Erst in der Mitte seiner Laufbahn wechselte Walz in die Politik: 2006 wurde er in das Repräsentantenhaus in Washington gewählt, 2018 dann zum Gouverneur von Minnesota. 2022 wurde er wiedergewählt. In seinem politischen Profil verbindet sich das volksnahe Auftreten und die klare Sprache mit linken inhaltlichen Positionen.

So setzte Walz als Gouverneur etwa Gesetze zur Legalisierung von Cannabis, für den verbesserten Schutz von Arbeitnehmerrechten und erweiterte Überprüfungen von Schusswaffenkäufern in Kraft. Auch setzt er sich für das Abtreibungsrecht und den Klimaschutz ein - alles Positionen, die ihn mit Harris verbinden.

"Wir haben dieselben Werte. Wir glauben, wir können den Mittleren Westen gewinnen", sagte Walz bereits vor zwei Wochen über Harris. Nachdem er dann am Dienstag von ihr als Vizekandidat rekrutiert worden war, zeigte er sich aufgeregt: "Es erinnert mich ein bisschen an den ersten Schultag", bekannte er auf X - und fügte sogleich kämpferisch mit Blick auf die Wahlkampagne hinzu: "Nun lasst uns das erledigen, Leute!"

Frühstück und Mittagessen für alle Schüler

Derzeit ist Walz Vorsitzender der Democratic Governors Association (DGA), einer Vereinigung von Gouverneuren, die den Demokraten angehören. Er sitzt auch in mehreren Ausschüssen der Partei auf Bundesebene. Die frühere demokratische Senatorin Heidi Heitkamp sagte der "New York Times", Walz erwecke den Anschein, "jemand mit einer Lebenserfahrung zu sein, die mit der vieler Menschen im ländlichen Amerika vergleichbar ist".

Als Gouverneur setzte er sich etwa für die Bereitstellung kostenloser Schulmahlzeiten, den Schutz des Rechts auf Abtreibung, die Stärkung des Wahlrechts, den Ausbau erneuerbarer Energien, Steuersenkungen für die Mittelschicht und die Ausweitung des bezahlten Urlaubs für Arbeitnehmer in Minnesota ein.

Seine Haltung zu Waffen hat sich im Laufe der Jahre verändert. "Ich bin ein Veteran, ein Jäger und ein Waffenbesitzer. Aber ich bin auch ein Vater. Und viele Jahre lang war ich Lehrer", schrieb er Ende Juli auf der Plattform X. Waffengesetze seien keine Bedrohung seiner Rechte. "Es geht darum, unsere Kinder zu schützen."

Kontrast zu Kamala Harris

Als weißer älterer Mann soll Walz die Komplementärfigur zu Harris sein, die als erste Frau, Schwarze und Person asiatischer Herkunft der US-Geschichte das Präsidentenamt übernehmen könnte. Mit dem Gouverneur von Minnesota hat sie also eine strategische Wahl getroffen, mit der sie die Attraktivität ihrer Kampagne über die Kernklientel der Demokraten hinaus erweitern will.

So soll Walz der Vizepräsidentin dabei helfen, solche Wählergruppen zu überzeugen, in denen die Demokraten oft als abgehoben und elitär gelten.
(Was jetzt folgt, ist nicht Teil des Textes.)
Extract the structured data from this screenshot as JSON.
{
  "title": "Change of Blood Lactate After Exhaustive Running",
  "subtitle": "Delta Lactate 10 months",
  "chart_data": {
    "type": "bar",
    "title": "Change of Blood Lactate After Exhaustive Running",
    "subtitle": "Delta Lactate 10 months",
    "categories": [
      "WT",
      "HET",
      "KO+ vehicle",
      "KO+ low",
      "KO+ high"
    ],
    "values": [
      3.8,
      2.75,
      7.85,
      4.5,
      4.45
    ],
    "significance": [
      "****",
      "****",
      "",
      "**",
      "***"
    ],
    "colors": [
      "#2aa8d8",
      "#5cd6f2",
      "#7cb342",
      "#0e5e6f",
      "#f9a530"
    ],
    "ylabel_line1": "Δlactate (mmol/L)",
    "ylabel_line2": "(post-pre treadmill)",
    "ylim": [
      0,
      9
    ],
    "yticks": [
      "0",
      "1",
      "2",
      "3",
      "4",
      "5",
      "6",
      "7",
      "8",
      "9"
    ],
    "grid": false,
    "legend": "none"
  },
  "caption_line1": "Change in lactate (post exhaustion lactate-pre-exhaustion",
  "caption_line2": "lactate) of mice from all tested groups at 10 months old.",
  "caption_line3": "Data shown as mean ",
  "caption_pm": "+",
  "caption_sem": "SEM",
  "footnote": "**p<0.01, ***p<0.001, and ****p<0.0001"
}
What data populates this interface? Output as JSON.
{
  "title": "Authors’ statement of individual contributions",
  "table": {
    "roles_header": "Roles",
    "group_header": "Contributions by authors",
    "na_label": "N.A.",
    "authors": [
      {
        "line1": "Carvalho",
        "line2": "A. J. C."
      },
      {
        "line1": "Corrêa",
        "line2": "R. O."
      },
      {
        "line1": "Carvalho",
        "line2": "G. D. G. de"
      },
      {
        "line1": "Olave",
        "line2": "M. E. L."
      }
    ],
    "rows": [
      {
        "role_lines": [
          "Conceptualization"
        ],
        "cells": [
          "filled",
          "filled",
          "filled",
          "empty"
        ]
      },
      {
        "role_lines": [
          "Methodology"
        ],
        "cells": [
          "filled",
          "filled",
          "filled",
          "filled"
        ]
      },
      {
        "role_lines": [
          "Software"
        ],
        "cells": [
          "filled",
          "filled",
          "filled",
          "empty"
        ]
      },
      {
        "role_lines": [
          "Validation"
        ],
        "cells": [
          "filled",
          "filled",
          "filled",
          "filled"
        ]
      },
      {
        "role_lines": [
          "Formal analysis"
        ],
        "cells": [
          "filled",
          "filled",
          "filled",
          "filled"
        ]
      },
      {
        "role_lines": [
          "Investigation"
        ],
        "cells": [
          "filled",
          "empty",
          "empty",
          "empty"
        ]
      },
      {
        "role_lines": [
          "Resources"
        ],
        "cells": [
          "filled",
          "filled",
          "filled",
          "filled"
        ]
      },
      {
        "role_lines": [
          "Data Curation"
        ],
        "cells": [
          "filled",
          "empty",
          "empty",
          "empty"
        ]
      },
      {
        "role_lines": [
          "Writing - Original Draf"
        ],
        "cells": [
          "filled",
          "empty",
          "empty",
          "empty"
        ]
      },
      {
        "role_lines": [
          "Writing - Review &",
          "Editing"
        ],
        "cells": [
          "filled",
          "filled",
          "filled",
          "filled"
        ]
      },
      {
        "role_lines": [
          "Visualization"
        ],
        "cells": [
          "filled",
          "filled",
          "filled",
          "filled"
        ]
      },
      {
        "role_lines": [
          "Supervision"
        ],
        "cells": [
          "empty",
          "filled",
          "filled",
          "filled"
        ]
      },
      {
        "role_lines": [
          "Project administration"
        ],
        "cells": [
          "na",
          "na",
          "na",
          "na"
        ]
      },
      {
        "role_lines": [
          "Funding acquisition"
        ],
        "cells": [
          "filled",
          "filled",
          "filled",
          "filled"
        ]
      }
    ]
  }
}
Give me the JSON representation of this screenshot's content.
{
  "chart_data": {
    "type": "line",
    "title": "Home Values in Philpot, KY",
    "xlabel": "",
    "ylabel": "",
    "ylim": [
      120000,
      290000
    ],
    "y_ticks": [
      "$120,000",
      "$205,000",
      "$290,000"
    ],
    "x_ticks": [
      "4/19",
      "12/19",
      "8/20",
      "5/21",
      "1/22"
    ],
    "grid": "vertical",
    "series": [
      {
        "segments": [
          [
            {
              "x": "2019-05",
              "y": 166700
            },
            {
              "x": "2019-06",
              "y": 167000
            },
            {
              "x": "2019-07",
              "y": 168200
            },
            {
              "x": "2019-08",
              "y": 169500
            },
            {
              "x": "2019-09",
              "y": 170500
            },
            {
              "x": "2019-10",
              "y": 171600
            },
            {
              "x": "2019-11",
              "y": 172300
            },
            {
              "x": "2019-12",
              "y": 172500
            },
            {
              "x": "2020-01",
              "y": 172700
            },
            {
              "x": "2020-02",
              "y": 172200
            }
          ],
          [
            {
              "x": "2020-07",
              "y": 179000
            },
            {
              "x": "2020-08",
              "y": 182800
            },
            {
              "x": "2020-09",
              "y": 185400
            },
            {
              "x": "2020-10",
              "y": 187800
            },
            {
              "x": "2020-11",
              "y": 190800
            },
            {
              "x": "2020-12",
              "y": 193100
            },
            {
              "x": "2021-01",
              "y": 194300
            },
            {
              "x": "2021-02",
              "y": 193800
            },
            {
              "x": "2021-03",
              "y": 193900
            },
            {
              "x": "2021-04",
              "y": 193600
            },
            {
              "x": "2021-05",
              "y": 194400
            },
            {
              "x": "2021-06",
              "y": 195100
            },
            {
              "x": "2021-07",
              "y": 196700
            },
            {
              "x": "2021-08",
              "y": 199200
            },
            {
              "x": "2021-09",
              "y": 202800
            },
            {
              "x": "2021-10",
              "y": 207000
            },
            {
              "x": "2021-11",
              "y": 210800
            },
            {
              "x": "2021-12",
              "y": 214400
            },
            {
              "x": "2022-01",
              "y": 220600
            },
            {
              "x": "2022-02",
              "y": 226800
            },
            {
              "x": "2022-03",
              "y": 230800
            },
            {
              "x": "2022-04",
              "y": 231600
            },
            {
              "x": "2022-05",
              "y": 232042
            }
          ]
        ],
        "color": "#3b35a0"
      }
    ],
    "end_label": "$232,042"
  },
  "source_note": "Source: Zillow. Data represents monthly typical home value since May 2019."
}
Und als Repräsentant des Mittleren Westens soll er dazu beitragen, für den Wahlausgang womöglich entscheidende "swing states" seiner Region zu gewinnen.

Zwar gehört das traditionell die Demokraten favorisierende Minnesota selbst nicht zum Kreis jener Bundesstaaten, in denen sie akut eine Niederlage bei der Wahl im November befürchten müssen. Aber Harris setzt darauf, dass Walz viele Wähler in anderen Mittelweststaaten wie Wisconsin und Michigan ansprechen kann, die zum engeren Kreis der bei der Wahl auf der Kippe stehenden Bundesstaaten gezählt werden.